While states have considered adopting Horowitz’s proposal, others are looking at policies that would examine and protect “intellectual diversity” at state universities.
With language adopted from the report Intellectual Diversity: Time for Action published by the Washington D.C-based American Council of Trustees and Alumni, the bills contain provisions that would recommend eliminating speech codes that restrict freedom of speech, creating student press freedom protections and prohibiting viewpoint discrimination while distributing student funds, among others.
But the bills based on the report also call for regular studies to assess intellectual diversity at state university campuses, which opponents say would create a similar environment as the one pitched by proponents of Horowitz’s Academic Bill of Rights.
“You can only have the marketplace of ideas that makes critical thinking and higher education possible when everyone in the classroom is able to bring up positions that are relevant, without the legislature clamping down on them,” Fitzgerald said.
But Charles Mitchell, spokesman for the American Council of Trustees and Alumni, said that regular intellectual diversity studies conducted by the universities would not stifle free expression on college campuses.
“One of the best things that we think institutions can do is to just do a self-study,” Mitchell said. “There’s absolutely no reason to not ask students what they think about this every year.”

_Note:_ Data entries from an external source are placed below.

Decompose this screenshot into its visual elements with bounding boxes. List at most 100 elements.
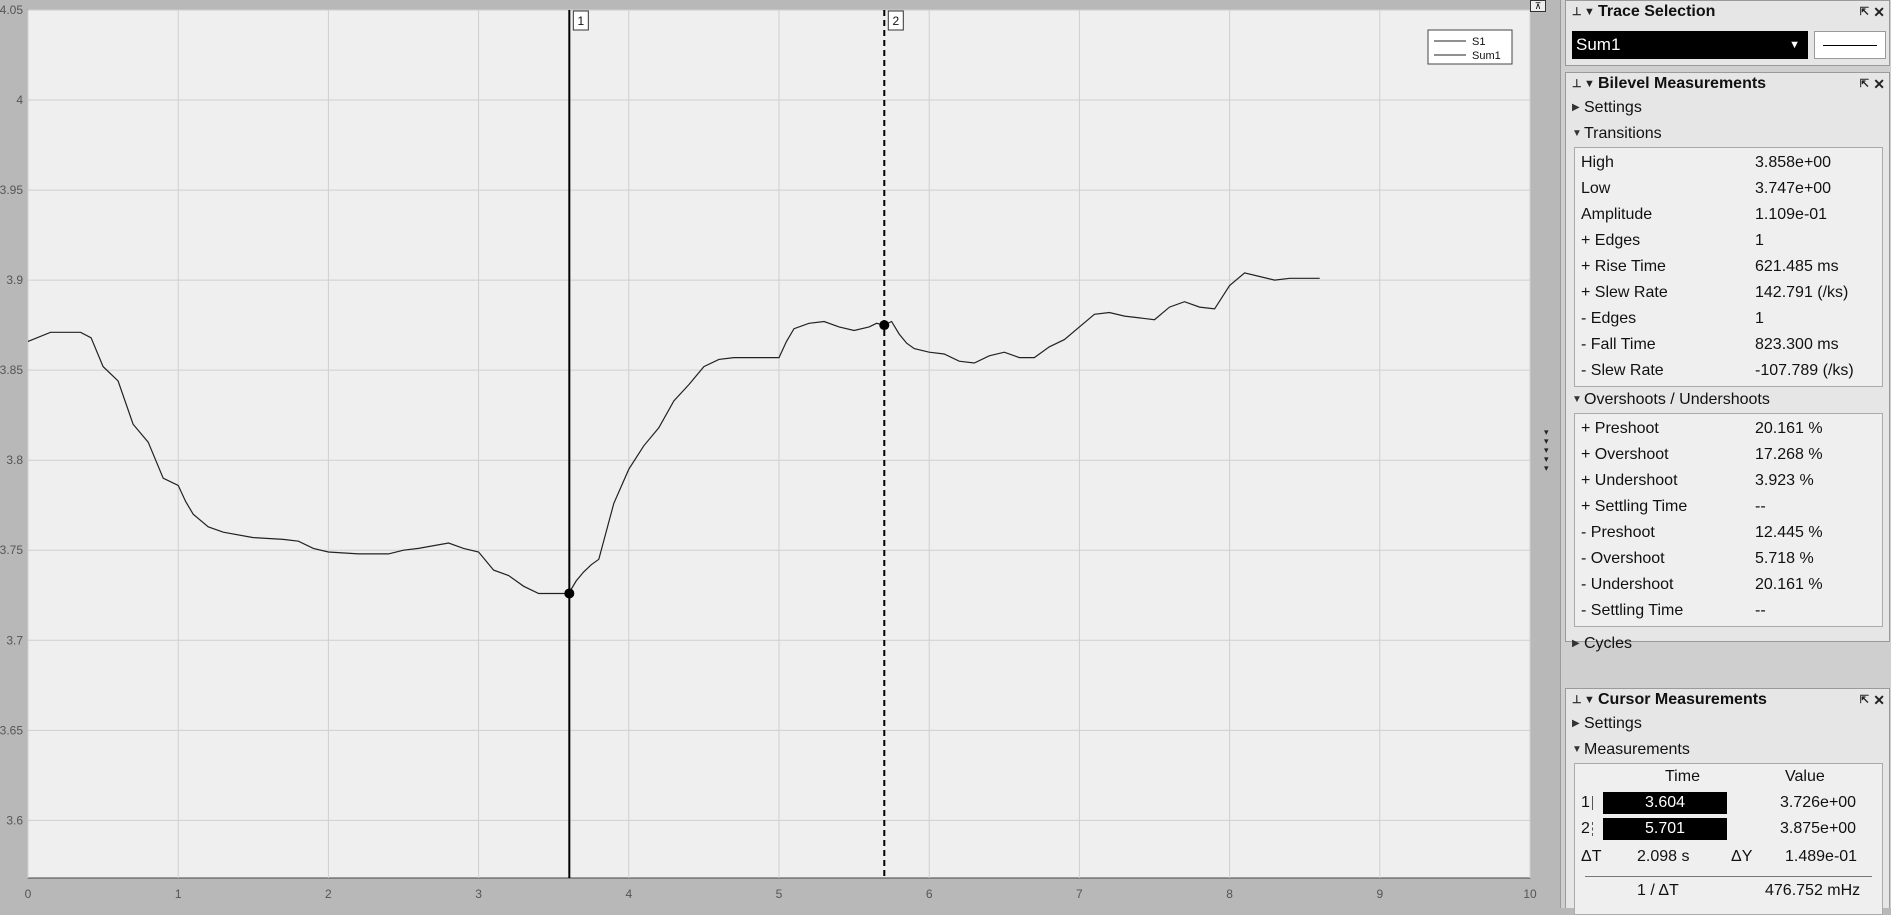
measurement-label: + Rise Time [1581,258,1666,275]
overshoot-row: - Preshoot 12.445 % [1575,520,1882,546]
cursor-1-value: 3.726e+00 [1780,794,1857,811]
overshoot-row: - Settling Time -- [1575,598,1882,624]
pin-icon[interactable]: ⊥ [1572,6,1582,18]
y-tick-label: 3.85 [0,363,23,377]
y-tick-label: 3.95 [0,183,23,197]
collapse-icon: ▼ [1572,394,1582,405]
legend-box[interactable] [1427,29,1513,65]
pin-icon[interactable]: ⊥ [1572,694,1582,706]
measurement-value: 3.923 % [1755,472,1814,489]
section-label: Measurements [1584,741,1690,758]
undock-icon[interactable]: ⇱ [1859,78,1869,90]
line-style-button[interactable] [1814,31,1886,59]
section-settings[interactable]: ▶ Settings [1566,95,1889,121]
cursor-1-id: 1 [1581,794,1590,811]
series-line-sum1 [27,272,1320,595]
y-tick-label: 4.05 [0,3,23,17]
section-label: Transitions [1584,125,1662,142]
trace-select-value: Sum1 [1576,35,1621,54]
measurement-value: 3.747e+00 [1755,180,1832,197]
cursor-measurements-table: Time Value 1 3.604 3.726e+00 2 5.701 3.8… [1574,763,1883,915]
transition-row: - Fall Time 823.300 ms [1575,332,1882,358]
close-icon[interactable]: ✕ [1873,76,1885,92]
x-tick-label: 4 [625,887,632,901]
measurement-label: - Fall Time [1581,336,1656,353]
y-tick-label: 3.65 [0,723,23,737]
measurement-label: + Slew Rate [1581,284,1668,301]
measurement-value: 3.858e+00 [1755,154,1832,171]
x-tick-label: 10 [1523,887,1537,901]
y-tick-label: 3.75 [0,543,23,557]
maximize-icon[interactable]: ⊼ [1530,0,1546,12]
section-label: Settings [1584,99,1642,116]
close-icon[interactable]: ✕ [1873,4,1885,20]
section-label: Settings [1584,715,1642,732]
transitions-table: High 3.858e+00 Low 3.747e+00 Amplitude 1.109e… [1574,147,1883,387]
transition-row: - Edges 1 [1575,306,1882,332]
trace-select-dropdown[interactable]: Sum1 ▼ [1572,31,1808,59]
panel-header: ⊥ ▼ Trace Selection ⇱ ✕ [1566,1,1889,23]
transition-row: Low 3.747e+00 [1575,176,1882,202]
section-cycles[interactable]: ▶ Cycles [1566,631,1889,657]
section-transitions[interactable]: ▼ Transitions [1566,121,1889,147]
pin-icon[interactable]: ⊥ [1572,78,1582,90]
expand-icon: ▶ [1572,638,1580,649]
measurement-label: - Undershoot [1581,576,1674,593]
cursor-2-tag[interactable] [887,10,904,31]
cursor-arrows-icon[interactable]: ▾ ▾ ▾ ▾ ▾ [1544,427,1549,473]
transition-row: Amplitude 1.109e-01 [1575,202,1882,228]
cursor-1-time-input[interactable]: 3.604 [1603,792,1727,814]
collapse-icon: ▼ [1572,128,1582,139]
measurement-label: - Edges [1581,310,1637,327]
panel-header: ⊥ ▼ Cursor Measurements ⇱ ✕ [1566,689,1889,711]
time-scope-plot[interactable]: 0 1 2 3 4 5 6 7 8 9 10 3.6 3.65 3.7 3.75 3.8 3.85 3.9 3.95… [0,0,1560,908]
overshoots-table: + Preshoot 20.161 % + Overshoot 17.268 % + U… [1574,413,1883,627]
collapse-icon[interactable]: ▼ [1584,6,1595,18]
cursor-2-marker[interactable] [879,320,890,331]
delta-y-label: ΔY [1731,848,1753,865]
measurement-label: - Slew Rate [1581,362,1664,379]
x-tick-label: 9 [1376,887,1383,901]
measurement-value: 1 [1755,232,1764,249]
overshoot-row: - Undershoot 20.161 % [1575,572,1882,598]
measurement-value: -- [1755,602,1766,619]
measurements-sidebar: ⊥ ▼ Trace Selection ⇱ ✕ Sum1 ▼ ⊥ ▼ Bilev… [1560,0,1891,915]
x-tick-label: 6 [926,887,933,901]
transition-row: + Edges 1 [1575,228,1882,254]
measurement-value: 823.300 ms [1755,336,1839,353]
delta-t-label: ΔT [1581,848,1602,865]
collapse-icon[interactable]: ▼ [1584,78,1595,90]
cursor-2-id: 2 [1581,820,1590,837]
cursor-1-tag[interactable] [572,10,589,31]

Lawmakers in Montana and Virginia have defeated intellectual diversity bills, but legislation is also being considered Georgia and Missouri, where the state’s house of representatives passed an intellectual diversity bill in April.
Similar to the legislation based on Horowitz’s Academic Bill of Rights, the intellectual diversity bills include language that recommends barring political bias during the hiring and promoting of professors.
Mitchell said when an instructor advocates an opinion that is unrelated to a class, “that’s not professional behavior.”
“That’s not teaching, that’s not relevant, that’s not helpful, that’s not professional behavior,” Mitchell said.
Fitzgerald said that professors may present different opinions in order to stimulate debate in classes.
“Students generally want to be challenged, that’s how they learn and professors are professionals that deeply care about educating students,” she said.
Mitchell said that intellectual diversity legislation would not stifle free speech on campuses.
“We don’t want to see that problem and attempt to fix that problem and create a bunch of other problems,” Mitchell said.
But with the Academic Bill of Rights and intellectual diversity legislation, opponents say solutions are being proposed to problems that do not exist.
Unrein said greater problems exist in higher education today, such as high tuition rates.
“I think there are a lot of real problems in education, but we are talking about these issues that don’t seem to be an actual problem,” Unrein said.
Fitzgerald said if a state or university were to adopt restrictions proposed in the Academic Bill of Rights or intellectual diversity policies, the “long term impact would be a lower quality of higher education.”
“A free exchange of ideas is absolutely critical to education, inside and out,” she said. “The only way you get that free exchange of ideas is an environment without restrictions.”